Improvements in EUE can be achieved at the cell, tissue and whole-plant level, with respiration being a prime target.
“Our initial screening of 138 Australian commercial cultivars revealed a two-fold variation in rates of leaf respiration, three-fold variation in the ratio of respiration to growth rate during early development, and significant heritability of 35%. This demonstrates there is untapped genetic variation in EUE amenable to fine-tuning and optimisation of biomass accumulation in the lead-up to anthesis, with concomitant positive knock-on effects on yield”, said Australian National University’s Barry Pogson, Project Lead and Director of the ARC Centre of Excellence in Plant Energy Biology (AUS).
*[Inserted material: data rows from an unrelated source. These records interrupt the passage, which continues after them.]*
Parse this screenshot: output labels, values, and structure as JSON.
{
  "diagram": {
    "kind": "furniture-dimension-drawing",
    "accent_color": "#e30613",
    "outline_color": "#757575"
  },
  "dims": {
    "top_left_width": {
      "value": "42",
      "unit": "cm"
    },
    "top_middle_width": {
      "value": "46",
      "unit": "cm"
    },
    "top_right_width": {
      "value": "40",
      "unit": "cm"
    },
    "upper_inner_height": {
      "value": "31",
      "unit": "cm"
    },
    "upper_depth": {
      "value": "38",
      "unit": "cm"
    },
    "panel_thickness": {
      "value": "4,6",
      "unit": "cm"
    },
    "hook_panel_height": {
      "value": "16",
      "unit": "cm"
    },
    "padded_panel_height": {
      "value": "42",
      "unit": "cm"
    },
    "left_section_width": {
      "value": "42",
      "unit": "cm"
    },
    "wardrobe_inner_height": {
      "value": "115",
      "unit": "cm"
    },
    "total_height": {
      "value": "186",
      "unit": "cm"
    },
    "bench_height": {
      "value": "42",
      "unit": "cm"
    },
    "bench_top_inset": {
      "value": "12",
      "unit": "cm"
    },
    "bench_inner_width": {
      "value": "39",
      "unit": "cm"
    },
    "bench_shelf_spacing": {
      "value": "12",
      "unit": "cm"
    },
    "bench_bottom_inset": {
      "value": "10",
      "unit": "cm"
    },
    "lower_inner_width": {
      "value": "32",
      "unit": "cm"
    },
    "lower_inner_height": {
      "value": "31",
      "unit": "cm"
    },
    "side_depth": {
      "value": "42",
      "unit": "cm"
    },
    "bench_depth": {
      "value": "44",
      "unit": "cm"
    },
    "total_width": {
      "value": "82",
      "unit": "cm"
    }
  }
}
The project has partners at University of Western Australia (AUS), CIMMYT (MEX) and the University of Adelaide (AUS).
The second research project, AVP1, PSTOL1 and NAS – Three High-Value Genes for Higher Wheat Yield, aims to enhance wheat yield by exploiting and building synergy of three high value genes (AVP1, PSTOL1 and NAS) and enabling molecular breeding by:
- developing two-gene and three-gene pyramiding combinations of AVP1, PSTOL1 and NAS using available transgenic wheat lines and quantifying the additive effects on yield in multi-location field and greenhouse trials (as a proof of concept),
- identifying wheat orthologs and allelic variants of TaAVP1, TaPSTOL1 and TaNAS, and designing molecular markers to the best alleles for marker-assisted breeding,
- providing basic understanding of the physiological and molecular mechanisms behind improved yield and selecting wheat lines with the best allelic combination and field performance, and
- assessing the necessity for using genome editing technologies to optimise gene function and enhance positive effect on wheat yield by modifying expression of the wheat alleles.
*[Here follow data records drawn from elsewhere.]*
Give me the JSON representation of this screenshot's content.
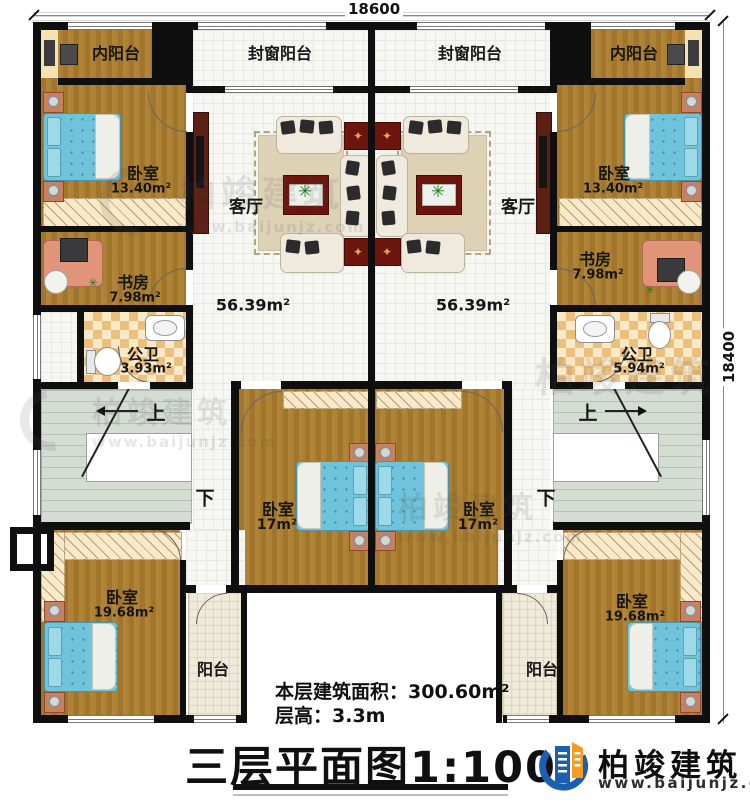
{
  "dimensions": {
    "top": "18600",
    "right": "18400"
  },
  "units": {
    "left": {
      "inner_balcony": "内阳台",
      "window_balcony": "封窗阳台",
      "living": "客厅",
      "living_area": "56.39m²",
      "bedroom_top": "卧室",
      "bedroom_top_area": "13.40m²",
      "study": "书房",
      "study_area": "7.98m²",
      "bath": "公卫",
      "bath_area": "3.93m²",
      "up": "上",
      "down": "下",
      "bedroom_mid": "卧室",
      "bedroom_mid_area": "17m²",
      "bedroom_bottom": "卧室",
      "bedroom_bottom_area": "19.68m²",
      "balcony": "阳台"
    },
    "right": {
      "inner_balcony": "内阳台",
      "window_balcony": "封窗阳台",
      "living": "客厅",
      "living_area": "56.39m²",
      "bedroom_top": "卧室",
      "bedroom_top_area": "13.40m²",
      "study": "书房",
      "study_area": "7.98m²",
      "bath": "公卫",
      "bath_area": "5.94m²",
      "up": "上",
      "down": "下",
      "bedroom_mid": "卧室",
      "bedroom_mid_area": "17m²",
      "bedroom_bottom": "卧室",
      "bedroom_bottom_area": "19.68m²",
      "balcony": "阳台"
    }
  },
  "footer": {
    "area_line": "本层建筑面积：300.60m²",
    "height_line": "层高：3.3m",
    "title": "三层平面图1:100"
  },
  "logo": {
    "name": "柏竣建筑",
    "site": "www.baijunjz.com"
  },
  "watermark": {
    "name": "柏竣建筑",
    "site": "www.baijunjz.com"
  },
  "icons": {
    "star": "✦",
    "plant": "✳"
  }
}
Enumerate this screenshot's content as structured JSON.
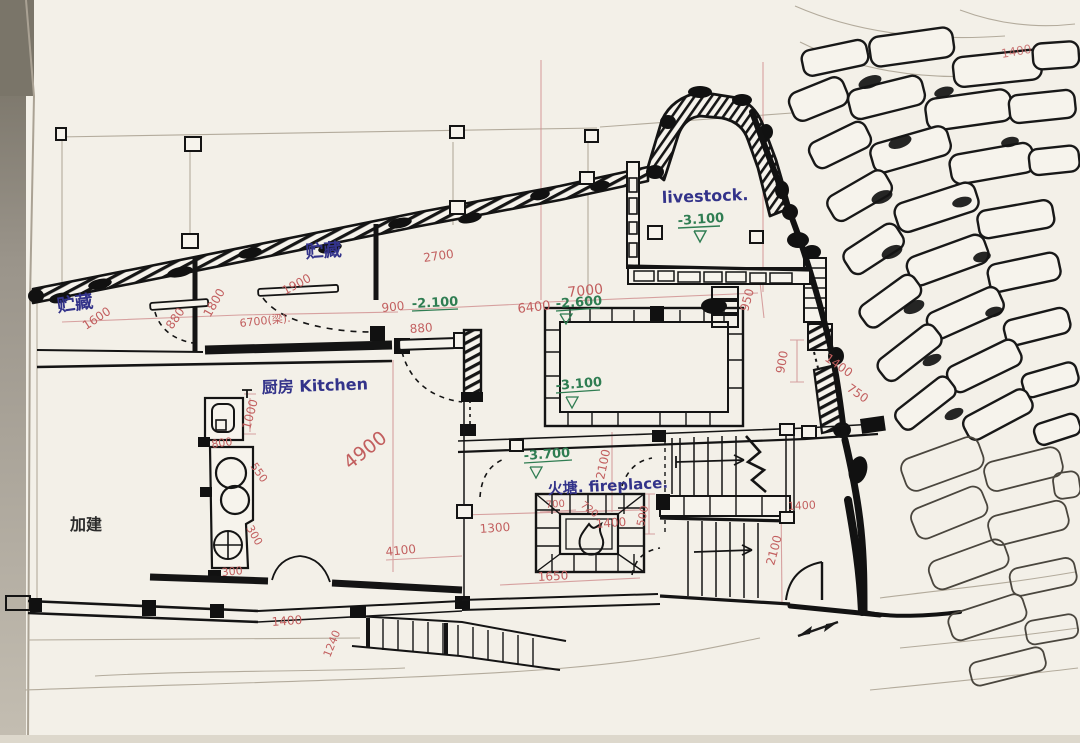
{
  "labels": {
    "storage_left": "贮藏",
    "storage_mid": "贮藏",
    "kitchen": "厨房 Kitchen",
    "livestock": "livestock.",
    "fireplace": "火塘. fireplace.",
    "addition": "加建"
  },
  "elevations": {
    "livestock": "-3.100",
    "entry": "-2.100",
    "courtyard_upper": "-2.600",
    "courtyard": "-3.100",
    "hall": "-3.700"
  },
  "dims": {
    "left_1600": "1600",
    "left_880": "880",
    "left_1800": "1800",
    "beam": "6700(梁).",
    "storage_1900": "1900",
    "storage_2700": "2700",
    "door_900": "900",
    "door_880": "880",
    "court_6400": "6400",
    "court_7000": "7000",
    "tr_1400": "1400",
    "right_950": "950",
    "right_900": "900",
    "right_1400": "1400",
    "right_750": "750",
    "sink_1000": "1000",
    "sink_800": "800",
    "counter_550": "550",
    "counter_300a": "300",
    "counter_300b": "300",
    "kitchen_4900": "4900",
    "kitchen_4100": "4100",
    "hall_1300": "1300",
    "hall_1400": "1400",
    "hall_1650": "1650",
    "fire_700": "700",
    "fire_720": "720",
    "hall_2100": "2100",
    "stair_500": "500",
    "stair_1400": "1400",
    "stair_2100": "2100",
    "bottom_1400": "1400",
    "bottom_1240": "1240"
  },
  "colors": {
    "ink": "#1b1b1b",
    "label_ink": "#33338a",
    "dim_ink": "#c25f5f",
    "elev_ink": "#2f7d52",
    "paper": "#f3f0e8",
    "pencil": "#b3ab9c"
  }
}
The genes Vacuolar Proton Pyrophosphatase 1 (AVP1), Phosphorus Starvation Tolerance 1 (PSTOL1) and Nicotianamine Synthase (NAS) have been shown to improve plant biomass production and grain yield. Over-expression of these genes results in improved biomass production and grain yield in a range of plant species, including cereals (rice, barley, wheat), in optimal growing conditions. The enhanced yield of the plants is believed to be due to improved sugar transport from source to sinks (AVP1), enhanced root growth and nutrient uptake (AVP1, PSTOL1) and increase in shoot biomass and tiller number (AVP1, PSTOL1, NAS2).
“Identifying and pyramiding the wheat orthologues of these high-value genes provides a real opportunity to produce wheat with significantly improved field performance and higher grain yield,” said Project Lead, Stuart Roy, from the University of Adelaide (AUS).
The project has partners at University of Melbourne (AUS), Arizona State University (USA), Cornell University (USA), University of California, Riverside (USA) and Rothamsted Research (GBR).
These extensive projects will continue throughout 2017 and into 2018.